Samuel Abiodun

Software / AI Engineer — backend, LLM pipelines & the infra to ship them

I'm a backend engineer working on AI products. For the past year and a half that's meant one platform, end to end: the video-generation pipeline, the APIs around it, the billing, the GPU workers, and the deploys.

I write Python most days, C# and TypeScript when the problem calls for it. What I actually optimize for is failure: a provider dying mid-render shouldn't lose the job, a refund should go back exactly where the money came from, and a deploy should never drop a request. Most of my work is making those sentences stay true.

I got into software through game development — years of Unity and VR/AR — and I still think in frame budgets and edge cases.

Recently shipped

AI Video Generation Pipeline

Primary engineer on the video-generation service — a dedicated service we extracted the generation logic into and rebuilt on Inngest. It's a ~20-step durable pipeline spanning script, voice, character, and multi-stage visual generation; each step suspends until its provider webhook fires, so a job can wait on a render as long as it needs and resume exactly where it left off without tying up a worker or losing state on a restart. Also built the quality layer: a promptfoo harness with a multimodal judge that watches the rendered .mp4 and scores it.

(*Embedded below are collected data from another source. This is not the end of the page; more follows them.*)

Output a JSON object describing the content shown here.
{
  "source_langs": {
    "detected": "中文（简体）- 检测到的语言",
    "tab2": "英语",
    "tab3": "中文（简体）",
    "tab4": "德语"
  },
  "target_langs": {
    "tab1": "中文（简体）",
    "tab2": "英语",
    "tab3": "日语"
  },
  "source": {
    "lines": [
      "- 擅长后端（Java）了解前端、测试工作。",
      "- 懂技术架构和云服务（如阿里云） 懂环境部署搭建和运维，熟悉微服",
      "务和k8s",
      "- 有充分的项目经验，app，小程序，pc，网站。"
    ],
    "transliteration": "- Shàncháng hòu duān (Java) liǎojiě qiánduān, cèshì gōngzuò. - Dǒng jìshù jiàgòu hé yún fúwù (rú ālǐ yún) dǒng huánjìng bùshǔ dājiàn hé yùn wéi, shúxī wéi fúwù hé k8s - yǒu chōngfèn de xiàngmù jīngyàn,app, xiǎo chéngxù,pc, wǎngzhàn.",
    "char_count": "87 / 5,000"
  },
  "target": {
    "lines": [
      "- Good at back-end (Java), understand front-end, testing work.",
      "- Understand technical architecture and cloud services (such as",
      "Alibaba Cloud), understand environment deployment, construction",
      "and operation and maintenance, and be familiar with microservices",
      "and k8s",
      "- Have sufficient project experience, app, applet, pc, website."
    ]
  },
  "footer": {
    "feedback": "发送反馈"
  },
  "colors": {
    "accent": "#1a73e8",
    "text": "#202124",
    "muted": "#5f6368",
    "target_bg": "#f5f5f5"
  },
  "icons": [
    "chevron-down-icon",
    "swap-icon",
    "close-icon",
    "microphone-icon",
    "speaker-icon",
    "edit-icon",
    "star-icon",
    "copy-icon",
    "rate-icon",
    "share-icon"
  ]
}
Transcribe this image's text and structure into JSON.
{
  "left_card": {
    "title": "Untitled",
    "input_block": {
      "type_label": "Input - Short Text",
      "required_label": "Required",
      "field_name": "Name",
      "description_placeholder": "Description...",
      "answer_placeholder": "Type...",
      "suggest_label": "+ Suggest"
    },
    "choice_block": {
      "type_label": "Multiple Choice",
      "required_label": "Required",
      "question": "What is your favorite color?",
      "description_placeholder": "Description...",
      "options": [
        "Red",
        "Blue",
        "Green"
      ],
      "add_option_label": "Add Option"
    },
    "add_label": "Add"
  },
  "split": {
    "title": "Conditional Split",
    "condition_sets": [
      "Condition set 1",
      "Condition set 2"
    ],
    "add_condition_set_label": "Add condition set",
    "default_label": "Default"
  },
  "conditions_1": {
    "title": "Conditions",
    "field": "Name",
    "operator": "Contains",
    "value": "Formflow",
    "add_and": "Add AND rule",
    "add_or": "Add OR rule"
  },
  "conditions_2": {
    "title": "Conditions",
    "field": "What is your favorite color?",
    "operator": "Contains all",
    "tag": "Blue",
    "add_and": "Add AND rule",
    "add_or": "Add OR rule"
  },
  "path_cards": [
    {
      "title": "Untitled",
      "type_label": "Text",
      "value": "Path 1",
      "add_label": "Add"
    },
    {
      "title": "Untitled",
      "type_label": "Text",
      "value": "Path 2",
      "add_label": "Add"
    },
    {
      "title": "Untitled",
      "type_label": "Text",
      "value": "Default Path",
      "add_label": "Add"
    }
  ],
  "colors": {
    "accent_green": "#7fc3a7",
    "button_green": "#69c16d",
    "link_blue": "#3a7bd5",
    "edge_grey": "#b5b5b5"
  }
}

PythonInngestFastAPILLM gatewayStructured outputpromptfooLLM-as-judgeEvals

Video Generation — Provider Fallbacks

Video providers go down or reject jobs constantly, so I turned a single-provider call into a multi-provider fallback chain that treats a terminal poll response as failure, reorders providers on failure, and skips flaky ones inside a bad time window. Adding a fallback provider dropped the failure rate by more than half and cut average generation time. Added an upscaling pass and an automated suite so the logic can't silently rot.